The same thing is true with NTFS external drives, VFAT USB drives, etc. Generally, it's usually not Windows media on *nix systems that break Python 2 unicode; it's native *nix filesystems where users mix locales.

> One place they *fail very badly* is Shift JIS filenames in zipfiles,
> which nothing provided by Apple can deal with safely, and InfoZip
> breaks too (at least in MacPorts). Yes, I know that is specifically
> disallowed. Feel free to tell 1_0000_0000 Japanese Windows users.

The good news is, as far as I can tell, it's not disallowed anymore.[^5] So we just have to tell them that they shouldn't have been doing it in the past. :)

Anyway, zipfiles are data files as far as the OS is concerned; the fact that they contain filenames is no more relevant to the kernel (or filesystem driver or userland) than the fact that "List of PDFs to Read This Weekend.txt" contains filenames.

PS, everything Apple provides is already using Info-ZIP.

>>  So Python 2 works great on Macs, whether you use bytes or
>>  unicode. But that doesn't help us on Windows, where you can't use
>>  bytes, or Linux, where you can't use Unicode (without surrogate
>>  escape or some other mechanism that Python 2 doesn't have).
> 
> You contradict yourself! ;-)

Yes, as I later realized, sometimes, you _can_ (or at least ought to be able to--I haven't actually tried) use Python 2 with unicode everywhere to write cross-platform software that actually works on linux, by using backports of surrogate-escape and pathlib, and the io module instead of the file type, as long as you only need stdlib and third-party modules that support unicode filenames. If that does work for at least some apps, then I'm perfectly happen to have been wrong earlier. And if catching myself before someone else did makes me a flip-flopper, well, I'm not running for president. :P

  [^1]: Except when Vista and 7 mistakenly think your CD is a DVD and use UDF instead of ISO9660--but in that case, the encoding is stored in the filesystem header, so it's also not a problem.

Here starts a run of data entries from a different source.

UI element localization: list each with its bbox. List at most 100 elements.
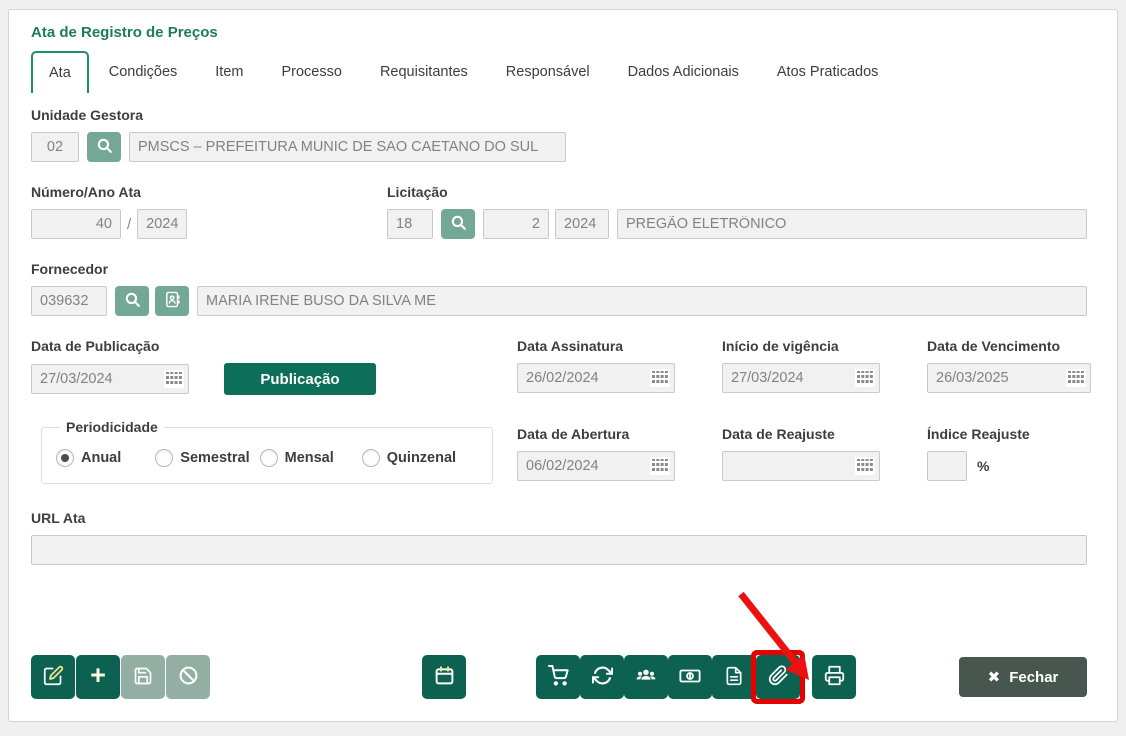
radio-mensal-dot[interactable]: [259, 449, 278, 467]
inicio-vigencia-input[interactable]: 27/03/2024: [722, 363, 880, 393]
inicio-vigencia-group: Início de vigência 27/03/2024: [722, 338, 927, 393]
calendar-grid-icon[interactable]: [855, 369, 875, 387]
calendar-grid-icon[interactable]: [650, 369, 670, 387]
radio-anual[interactable]: Anual: [56, 449, 121, 467]
radio-mensal-label: Mensal: [284, 450, 334, 466]
fornecedor-code-input[interactable]: [31, 286, 107, 316]
data-publicacao-input[interactable]: 27/03/2024: [31, 364, 189, 394]
tab-responsavel[interactable]: Responsável: [494, 51, 602, 93]
periodicidade-label: Periodicidade: [66, 419, 158, 435]
page-title: Ata de Registro de Preços: [31, 24, 218, 41]
radio-anual-dot[interactable]: [56, 449, 74, 467]
url-ata-label: URL Ata: [31, 510, 86, 526]
calendar-grid-icon[interactable]: [164, 370, 184, 388]
licitacao-group: Licitação: [387, 184, 1087, 239]
calendar-icon: [434, 665, 455, 689]
data-vencimento-group: Data de Vencimento 26/03/2025: [927, 338, 1091, 393]
data-vencimento-label: Data de Vencimento: [927, 338, 1061, 354]
fornecedor-label: Fornecedor: [31, 261, 109, 277]
edit-button[interactable]: [31, 655, 75, 699]
radio-anual-label: Anual: [81, 450, 122, 466]
unidade-gestora-name-input[interactable]: [129, 132, 566, 162]
url-ata-input[interactable]: [31, 535, 1087, 565]
add-button[interactable]: +: [76, 655, 120, 699]
radio-semestral-label: Semestral: [180, 450, 250, 466]
fechar-label: Fechar: [1009, 668, 1059, 686]
indice-reajuste-group: Índice Reajuste %: [927, 419, 1087, 481]
numero-ano-group: Número/Ano Ata /: [31, 184, 387, 239]
data-reajuste-input[interactable]: [722, 451, 880, 481]
fornecedor-name-input[interactable]: [197, 286, 1087, 316]
indice-reajuste-input[interactable]: [927, 451, 967, 481]
save-button: [121, 655, 165, 699]
data-abertura-input[interactable]: 06/02/2024: [517, 451, 675, 481]
data-reajuste-label: Data de Reajuste: [722, 426, 835, 442]
data-vencimento-value: 26/03/2025: [936, 370, 1009, 386]
fornecedor-group: Fornecedor: [31, 261, 1087, 316]
address-book-icon: [164, 291, 181, 311]
data-abertura-group: Data de Abertura 06/02/2024: [517, 419, 722, 481]
data-assinatura-input[interactable]: 26/02/2024: [517, 363, 675, 393]
ano-ata-input[interactable]: [137, 209, 188, 239]
paperclip-icon: [768, 665, 789, 689]
circle-slash-icon: [178, 665, 199, 689]
tab-atos-praticados[interactable]: Atos Praticados: [765, 51, 891, 93]
indice-reajuste-label: Índice Reajuste: [927, 426, 1030, 442]
refresh-icon: [591, 665, 613, 689]
licitacao-ano-input[interactable]: [555, 209, 609, 239]
fornecedor-search-button[interactable]: [115, 286, 149, 316]
calendar-grid-icon[interactable]: [1066, 369, 1086, 387]
licitacao-search-button[interactable]: [441, 209, 475, 239]
ata-registro-window: Ata de Registro de Preços Ata Condições …: [8, 9, 1118, 722]
values-button[interactable]: [668, 655, 712, 699]
participants-button[interactable]: [624, 655, 668, 699]
tab-condicoes[interactable]: Condições: [97, 51, 190, 93]
unidade-gestora-search-button[interactable]: [87, 132, 121, 162]
unidade-gestora-group: Unidade Gestora: [31, 107, 1087, 162]
licitacao-seq-input[interactable]: [483, 209, 549, 239]
data-assinatura-label: Data Assinatura: [517, 338, 624, 354]
unidade-gestora-label: Unidade Gestora: [31, 107, 144, 123]
calendar-grid-icon[interactable]: [650, 457, 670, 475]
radio-mensal[interactable]: Mensal: [259, 449, 334, 467]
fornecedor-contact-button[interactable]: [155, 286, 189, 316]
licitacao-numero-input[interactable]: [387, 209, 433, 239]
search-icon: [450, 214, 467, 234]
tab-ata[interactable]: Ata: [31, 51, 89, 93]
unidade-gestora-code-input[interactable]: [31, 132, 79, 162]
data-reajuste-group: Data de Reajuste: [722, 419, 927, 481]
numero-ano-label: Número/Ano Ata: [31, 184, 141, 200]
schedule-button[interactable]: [422, 655, 466, 699]
tab-item[interactable]: Item: [203, 51, 255, 93]
radio-semestral[interactable]: Semestral: [155, 449, 250, 467]
calendar-grid-icon[interactable]: [855, 457, 875, 475]
data-vencimento-input[interactable]: 26/03/2025: [927, 363, 1091, 393]
data-assinatura-value: 26/02/2024: [526, 370, 599, 386]
publicacao-button[interactable]: Publicação: [224, 363, 376, 395]
licitacao-label: Licitação: [387, 184, 448, 200]
radio-quinzenal[interactable]: Quinzenal: [361, 449, 456, 467]
data-abertura-label: Data de Abertura: [517, 426, 630, 442]
document-button[interactable]: [712, 655, 756, 699]
numero-ano-separator: /: [127, 215, 132, 233]
shopping-cart-icon: [547, 664, 569, 689]
radio-semestral-dot[interactable]: [155, 449, 174, 467]
inicio-vigencia-value: 27/03/2024: [731, 370, 804, 386]
tab-dados-adicionais[interactable]: Dados Adicionais: [616, 51, 751, 93]
attachment-button[interactable]: [756, 655, 800, 699]
attachment-highlight-box: [756, 655, 800, 699]
percent-suffix: %: [977, 458, 990, 474]
tab-processo[interactable]: Processo: [269, 51, 353, 93]
numero-ata-input[interactable]: [31, 209, 121, 239]
printer-icon: [824, 665, 845, 689]
data-abertura-value: 06/02/2024: [526, 458, 599, 474]
radio-quinzenal-dot[interactable]: [361, 449, 380, 467]
refresh-button[interactable]: [580, 655, 624, 699]
plus-icon: +: [90, 660, 106, 690]
search-icon: [96, 137, 113, 157]
fechar-button[interactable]: ✖ Fechar: [959, 657, 1087, 697]
print-button[interactable]: [812, 655, 856, 699]
tab-requisitantes[interactable]: Requisitantes: [368, 51, 480, 93]
cart-button[interactable]: [536, 655, 580, 699]
licitacao-modalidade-input[interactable]: [617, 209, 1087, 239]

  [^2]: Actually, despite Microsoft's spec, later versions of Windows store UTF-16, even if there are surrogate pairs, or BMP-but-post-UCS2 code points. But that doesn't matter here; the linux, Mac, etc. drivers all assume UTF-16, which works either way.

  [^3]: Say you write a program that assumes it will only be run on Shift-JIS systems, and you use CreateFileA to create a file named "ハローワールド". The actual bytes you're sending are cp436 for "ânâìü[âÅü[âïâh", so the file on the CD is named, in Unicode, "ânâìü[âÅü[âïâh". So of course the Mac driver encodes that to UTF-8 b"ânâìü[âÅü[âïâh". You won't have any problems opening what you readdir, or what you copy from a UTF-8 terminal or a UTF-16 Cocoa app like Finder, etc. But of course you will have trouble getting your user to recognize that name as meaningful, unless you can figure out or guess or prompt the user to guess that it needs to be passed through s.encode('cp436').decode('shift-jis'). 

  [^4]: Your locale is always UTF-8 on Mac. So the only significant difference is that if you're using bytes, you need b.decode('utf-8').encode('cp436').decode('shift-jis') to fix the problem.

  [^5]: Zipfiles using the Unicode extension can store a UTF-8 transcoding along with the local bytes, in which case the local bytes do not have to be in the header-declared encoding, because they will be ignored. And I think everything Microsoft ships now handles this properly. And Info-ZIP, and therefore all of Apple's tools, also handle it properly--so, not only is it legal, it even works.